Parmi les figures familières et populaires qui peuplent les salles du musée du Louvre se trouvent les Saisons de Giuseppe Arcimboldo (1526-1593).
Une restauration fondamentale de huit mois (de mai 2023 à la fin janvier 2024), réalisée par Roberto Merlo de l’atelier Arcanes, au sein de l’atelier du Centre de recherche et de restauration des musées de France (C2RMF), restitue aujourd’hui aux figures leur composition originelle, monumentale et sculpturale. Les "têtes composées" respirent et s'expriment davantage sur un fond noir uni et profond. L’intervention a révélé une palette lumineuse et variée, donnant aux visages une expression plus subtile et ambiguë. Le dialogue imaginé par Arcimboldo entre les quatre saisons est désormais bien plus animé et vivant.
Une fois la restauration terminée, les cadres ont été adaptés par l’atelier encadrement-dorure du musée, en coordination avec le département des Peintures, afin d’améliorer la présentation des œuvres restaurées.
Le public retrouvera les quatre tableaux dans la Grande Galerie à compter du mercredi 5 juin.
UNE RESTAURATION FONDAMENTALE POUR RETROUVER L’INTÉGRITÉ DES TABLEAUX
Les tableaux présentaient un aspect jauni, dû à l'oxydation des vernis de restauration qui souffraient aussi de blanchiments voilant la peinture. La décision de restaurer ambitionnait de retrouver une meilleur lisibilité des oeuvres et une gamme chromatique plus proche de celle voulue par l’artiste.
Le cahier des charges initial prévoyait un simple allègement de vernis. Mais rapidement s'est posée la question du traitement de la guirlande de fleurs qui recouvrait les bords des compositions. On savait qu'il s'agissait d'un ajout postérieur à Arcimboldo, qui a toujours conçu ses têtes composées sur des fonds noirs unis. Ces festons avaient sans doute été peints au moment de la modification du format des toiles originales, coupées puis ré-agrandies chacune sur deux de leurs côtés, un vertical et un horizontal, une première fois au XVIIIe siècle et une seconde vers la fin du XIXe siècle ou début du XXe siècle.

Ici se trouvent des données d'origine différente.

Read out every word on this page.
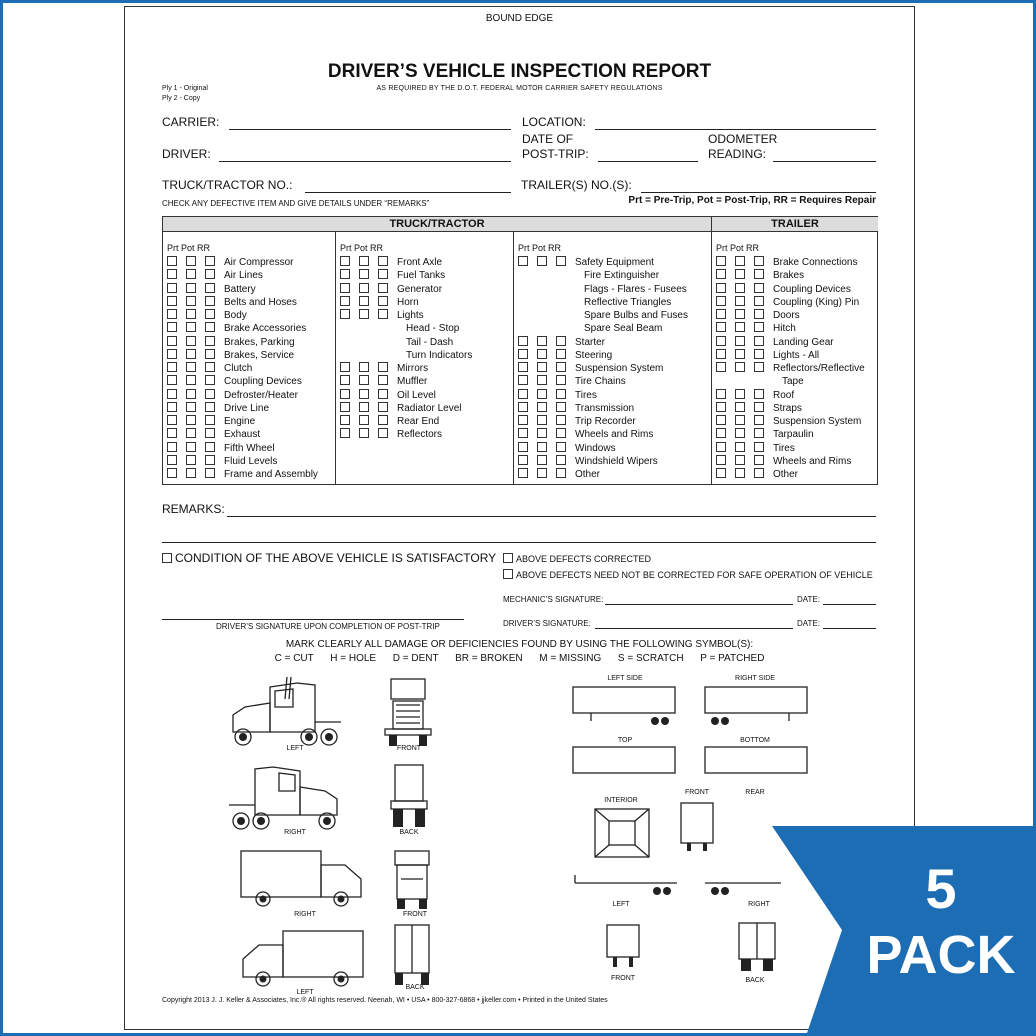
BOUND EDGE
DRIVER’S VEHICLE INSPECTION REPORT
AS REQUIRED BY THE D.O.T. FEDERAL MOTOR CARRIER SAFETY REGULATIONS
Ply 1 - Original
Ply 2 - Copy
CARRIER:	LOCATION:
DATE OF
POST-TRIP:
ODOMETER
READING:
DRIVER:
TRUCK/TRACTOR NO.:	TRAILER(S) NO.(S):
CHECK ANY DEFECTIVE ITEM AND GIVE DETAILS UNDER “REMARKS”	Prt = Pre-Trip, Pot = Post-Trip, RR = Requires Repair
TRUCK/TRACTOR	TRAILER
Prt Pot RR
Air Compressor
Air Lines
Battery
Belts and Hoses
Body
Brake Accessories
Brakes, Parking
Brakes, Service
Clutch
Coupling Devices
Defroster/Heater
Drive Line
Engine
Exhaust
Fifth Wheel
Fluid Levels
Frame and Assembly
Prt Pot RR
Front Axle
Fuel Tanks
Generator
Horn
Lights
Head - Stop
Tail - Dash
Turn Indicators
Mirrors
Muffler
Oil Level
Radiator Level
Rear End
Reflectors
Prt Pot RR
Safety Equipment
Fire Extinguisher
Flags - Flares - Fusees
Reflective Triangles
Spare Bulbs and Fuses
Spare Seal Beam
Starter
Steering
Suspension System
Tire Chains
Tires
Transmission
Trip Recorder
Wheels and Rims
Windows
Windshield Wipers
Other
Prt Pot RR
Brake Connections
Brakes
Coupling Devices
Coupling (King) Pin
Doors
Hitch
Landing Gear
Lights - All
Reflectors/Reflective
Tape
Roof
Straps
Suspension System
Tarpaulin
Tires
Wheels and Rims
Other
REMARKS:
CONDITION OF THE ABOVE VEHICLE IS SATISFACTORY	ABOVE DEFECTS CORRECTED
ABOVE DEFECTS NEED NOT BE CORRECTED FOR SAFE OPERATION OF VEHICLE
MECHANIC’S SIGNATURE:	DATE:
DRIVER’S SIGNATURE UPON COMPLETION OF POST-TRIP	DRIVER’S SIGNATURE:	DATE:
MARK CLEARLY ALL DAMAGE OR DEFICIENCIES FOUND BY USING THE FOLLOWING SYMBOL(S):
C = CUT      H = HOLE      D = DENT      BR = BROKEN      M = MISSING      S = SCRATCH      P = PATCHED
LEFT	FRONT
RIGHT	BACK
RIGHT	FRONT
LEFT
BACK
LEFT SIDE	RIGHT SIDE
TOP	BOTTOM
INTERIOR
FRONT	REAR
LEFT	RIGHT
FRONT	BACK
Copyright 2013 J. J. Keller & Associates, Inc.® All rights reserved. Neenah, WI • USA • 800-327-6868 • jjkeller.com • Printed in the United States
5
PACK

Au cours de la restauration, l'analyse chimique des pigments a indiqué que ces guirlandes étaient moins anciennes que ce l'on croyait et dataient au mieux du XVIIIe siècle, voire du XIXe siècle. Par ailleurs, l'imagerie scientifique (radiographie et réflectographie infrarouge) a démontré que ces fleurs recouvraient sur environ 4 centimètres la peinture originale sur les quatre bords, cachant non seulement le fond noir uni si important pour la respiration des figures, mais aussi des parties significatives des têtes composées, tel le blason avec les armes de Meissen sur L'Hiver, symbole de l'Électeur Auguste de Saxe, le premier destinataire des œuvres. On a également compris que les modifications de format, opérées depuis le XVIIIe siècle, avaient rompu le parfait alignement des têtes et de leur regard.
Fort de ces nouvelles découvertes, la décision a été prise de retirer les guirlandes afin de retrouver la matière d'Arcimboldo. Pour les deux côtés de la toile originale qui n'avaient pas été coupés, il a suffi d’éliminer la bordure de fleurs pour dévoiler la couche picturale sous-jacente, qui était bien conservée. C'est ainsi que plusieurs fleurs couronnant la tête du Printemps ont été redécouvertes sous les repeints ou encore l’ensemble des armoiries de Meissen sur le manteau de L’Hiver.
En revanche, pour les deux autres côtés anciennement coupés, le restaurateur, Roberto Merlo, a restitué les éléments manquants en se fondant sur une série de copies très fidèles, probablement réalisée au XVIIe siècle. La suppression de la guirlande a rendu aux figures leur lisibilité, mais aussi une respiration et une monumentalité saisissante.
La restauration a révélé un très bon état de conservation de la matière picturale, avec une palette claire et brillante. La seule altération irrémédiable concerne le pigment bleu de smalt qui a viré au brun au cour du temps. Arcimboldo l'a utilisé dans Le Printemps pour certaines parties de la chevelure et l'iris germanica sortant de la poitrine.
On peut désormais apprécier la subtilité de la technique picturale de l'artiste qui module la couleur comme l'ombre et la lumière pour décrire précisément les végétaux et leur donner du relief. Il crée ainsi l'illusion d'un mouvement et d'une expression.
A l'issue de la restauration, l'aménagement des cadres des tableaux a permis de retrouver l'alignement des regards des quatre saisons dont le dialogue peut à nouveau s'épanouir.